For brides-to-be, the final months leading up to a wedding can be a stressful time. Every bride wants to look her most beautiful on her wedding day, for most ladies this ideal often goes hand-in-hand with wanting to lose weight. We have a few tips to help you shed unwanted kilos for your big day.
Give yourself enough time to lose the desired weight. If you postpone it to later, it will only add to your stress. Budget on losing about 0.5 to 1 kg per week.
More Output, Less Input
To lose weight, you need to start eating less energy than what your body uses and maintain this negative energy balance for some time. Start by reducing your portions at every meal (less energy in) and increasing your daily physical activity (more energy out). Build more activity into your day – take the stairs, park as far from the door as possible.
Get Some Help
If you feel that you don't know what you eat or how much, consult a registered dietician. The dietician can help with an individualized eating plan, according to your preferences and daily schedule. The dietician will also assist with the practical implementation of dietary changes and provide support during the process.

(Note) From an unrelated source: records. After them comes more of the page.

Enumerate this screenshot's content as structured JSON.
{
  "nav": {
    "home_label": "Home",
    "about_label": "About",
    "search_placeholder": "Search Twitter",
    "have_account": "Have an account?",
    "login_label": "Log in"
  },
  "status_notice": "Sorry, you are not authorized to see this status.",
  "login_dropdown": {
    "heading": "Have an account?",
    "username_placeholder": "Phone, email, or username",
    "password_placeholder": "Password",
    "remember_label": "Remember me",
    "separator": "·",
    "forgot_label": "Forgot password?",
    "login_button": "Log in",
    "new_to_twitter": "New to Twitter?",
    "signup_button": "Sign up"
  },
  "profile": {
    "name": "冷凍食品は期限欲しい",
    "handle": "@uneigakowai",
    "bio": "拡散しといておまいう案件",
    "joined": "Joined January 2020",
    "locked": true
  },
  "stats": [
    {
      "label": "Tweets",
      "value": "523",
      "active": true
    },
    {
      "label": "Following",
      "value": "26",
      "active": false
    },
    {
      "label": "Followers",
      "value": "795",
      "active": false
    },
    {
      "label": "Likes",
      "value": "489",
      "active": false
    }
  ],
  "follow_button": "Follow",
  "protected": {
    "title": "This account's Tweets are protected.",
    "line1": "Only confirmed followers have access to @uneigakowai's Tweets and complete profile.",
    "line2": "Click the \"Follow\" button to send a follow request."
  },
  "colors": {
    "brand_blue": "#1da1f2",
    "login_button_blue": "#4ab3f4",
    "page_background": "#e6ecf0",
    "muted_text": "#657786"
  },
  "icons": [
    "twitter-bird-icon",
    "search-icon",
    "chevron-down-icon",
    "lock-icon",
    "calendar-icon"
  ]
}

Have at least three small regular meals during the day and don't skip meals. Supplying your body with energy regularly will prevent you from becoming over-hungry and then overeating. Don't starve yourself. If we eat too few kilojoules and are constantly hungry, we risk an eventual willpower blowout, leading to a major diet setback. Successful weight-loss diets are adequate enough in kilojoules so we don't experience prolonged deep hunger, but low enough to allow for a moderate weight loss of 0.5 to 1 kg per week. Severely reducing kilojoules also makes it difficult to get the nutrients your body needs.

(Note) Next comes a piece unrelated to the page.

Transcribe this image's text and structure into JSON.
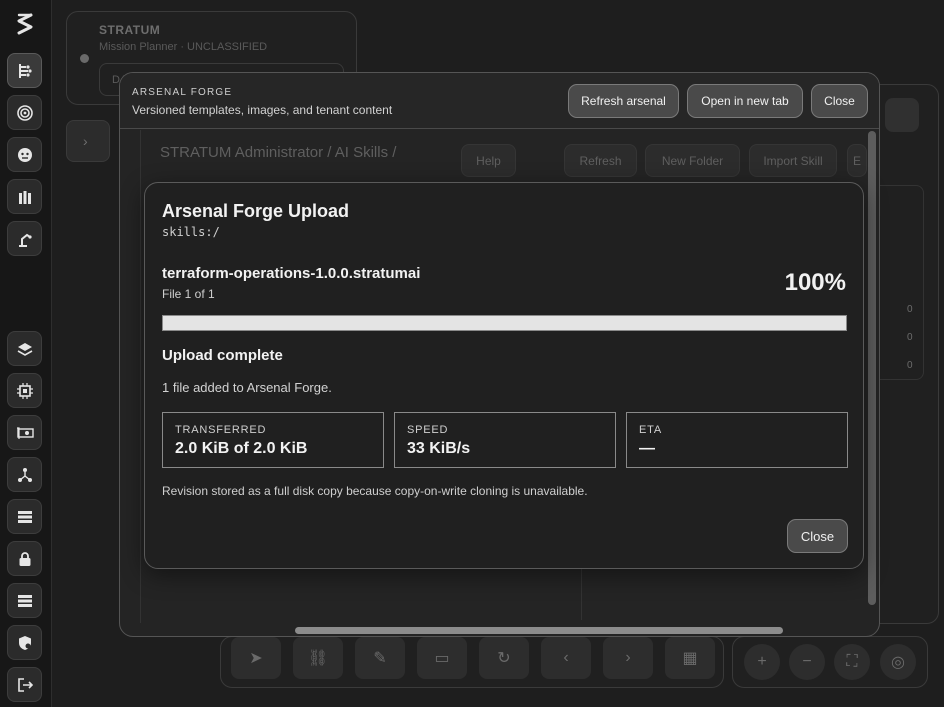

Plan your meals and snacks ahead. This will avoid letting the cafeteria or vending machine limit your choices. Always keep a small healthy snack on hand.
Eat A Healthy Breakfast
You're more likely to continue to make healthy choices throughout the day. Good breakfast choices include: Oats with fruit, yoghurt and banana, wholegrain bread with peanut butter.
Lose The Fatty Foods
Replace fatty and high-sugar foods and snacks with natural, whole foods such as vegetables, whole grains and fruit. Vegetables, especially the bright coloured and dark green leafy ones, are loaded with vitamins and antioxidants and they are low in kilojoules. They are also high in fibre and so are very filling. Satisfy your stomach with veggies and you're less likely to feel the urge to eat large amounts of rich foods and desserts.
Don't Drink Kilojoules
Sweetened drinks like fizzy drinks, fruit juice, juice-milk blends and very milky coffee drinks provide lots of extra energy. Unlike eating whole food, drinking liquid kilojoules doesn't make us feel as full. So even though we've had the kilojoules, we often don't eat less. The result can be a lot of added energy in our days. Water is the way to go.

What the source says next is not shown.